Bu vesile ile gazetelere bir beyanname yollayan İstamat Özdamar, kendisini adeta bir veli nimet olarak takdim etmektedir. Halbuki Balıklı hastanesinin ne hâle geldiğini herkes bilir. Özdamar’ın istifası bütün Rumları memnun etmiştir. Balıklı, dünden itibaren Rumlara teslim edilmiştir. Haklı şikâyetlerini dinleyen hükûmetimiz ve bu meselenin hâllinde az gayret göstermeyen [Cumhuriyet] Halk Partisi’ne karşı Rumlar şükran borçludurlar.”

Gazetenin bu kez iktidarı destekliyor olması; başkaca şikâyeti olmadığı anlamına gelmiyordu elbette… Aksine gazete, Papa Eftim’e verilmiş olan kiliselerin iadesinde ısrarlıydı.

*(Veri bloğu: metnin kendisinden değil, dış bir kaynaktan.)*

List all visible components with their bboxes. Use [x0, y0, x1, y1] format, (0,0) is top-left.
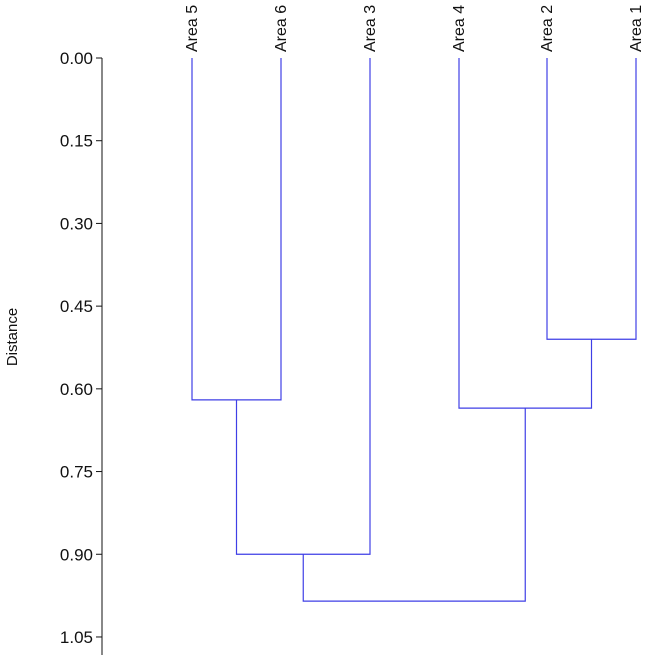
y-tick-label: 0.30	[60, 214, 93, 233]
leaf-label: Area 4	[451, 5, 468, 52]
dendrogram-link	[302, 408, 526, 602]
y-tick-label: 1.05	[60, 628, 93, 647]
leaf-label: Area 1	[628, 5, 645, 52]
leaf-label: Area 3	[362, 5, 379, 52]
y-tick-label: 0.45	[60, 297, 93, 316]
y-axis-ticks: 0.00 0.15 0.30 0.45 0.60 0.75 0.90 1.05	[60, 49, 102, 647]
dendrogram-link	[191, 58, 282, 401]
dendrogram-links	[191, 58, 637, 602]
y-axis-title: Distance	[4, 308, 21, 366]
leaf-labels: Area 5 Area 6 Area 3 Area 4 Area 2 Area 1	[184, 5, 645, 52]
dendrogram-link	[546, 58, 637, 340]
dendrogram-link	[458, 58, 593, 409]
y-tick-label: 0.60	[60, 380, 93, 399]
y-tick-label: 0.90	[60, 545, 93, 564]
y-tick-label: 0.00	[60, 49, 93, 68]
dendrogram-link	[235, 58, 371, 555]
leaf-label: Area 2	[539, 5, 556, 52]
leaf-label: Area 5	[184, 5, 201, 52]
leaf-label: Area 6	[273, 5, 290, 52]
y-tick-label: 0.15	[60, 132, 93, 151]
y-tick-label: 0.75	[60, 463, 93, 482]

Bir başka Rumca gazetede de; Apoyevmatini gazetesinde; aynı şekilde Özdamar’ın istifasının uyandırdığı memnuniyet açıklanıyordu. Haberde şöyle deniyordu:

ÖZDAMAR’A TEPKİ

Apoyevmatini gazetesi; Özdamar’ın kamuoyuna açıklamasından hemen sonra; bu kez de ona yanıt verme gereğini duymuştu. Gazete, Özdamar’a hitaben kaleme aldığı beyannamesinde şöyle diyordu: “Kötü söz söylemektense, susmak hayırlıdır derler. Bay Özdamar; kendi arzularıyla çekildiğini söylerken, bizi çok saf zannetmektedir. Kendisini istifaya mecbur edenlerin hükûmetle [Cumhuriyet] Halk Partisi olduğunu hepimiz biliriz. İstamat Özdamar, Balıklı hastanesini insanî bir duygu ile idare ettiğini ve bu duygu ile bu işi üstüne aldığını iddia etmektedir. Halbuki aldığı bol maaş meydandadır.

Hesaplarının ve yaptığı işlerin meydanda olduğunu söylüyor; bunları murakıplar tetkik edeceklerinden, biz şimdiden bir şey söyleyemeyiz. Özdamar’ın sözlerine yalnız safdiller kanabilirler. Bay Özdamar; dışarıdan dahi hastaneye yardım etmeyi bir borç bildiğini söylüyor. Onun yardımı eksik olsun…”

Papa Eftim’in kilisesi

Yine aynı gazetede; Papa Eftim’in kilisesinden de söz edilmişti. Buna göre; gazete, bu kiliseyi ve Papa Eftim’i sert şekilde eleştiriyordu. Gazete şöyle yazmıştı: “Hemşerileri mübadele ile Yunanistan’a sevk edildikten sonra İstanbul’a gelen Keskinli papaz; patrikhaneye tecavüz ettiğinden dolayı, ruhani sıfatını kaybetmişti. Bundan sonra aklını başına toplaması lâzım gelirken; Galata’da bulunan iki Rum kilisesini işgal ve zapt etmiştir. Bu suretle kurduğu Türk Ortodoks kilisesinin mensupları kendi aile efradından ibarettir. Eftim Karahisaridis rahip olmadığı gibi, Hristiyan ve Ortodoks da değildir. Bu kiliselerin Rum cemaatine iadesini ve Eftim Karahisaridis’in bize ait olan kiliselerden uzaklaştırılmasını sayın cumhuriyet hükûmetimizden bekleriz.”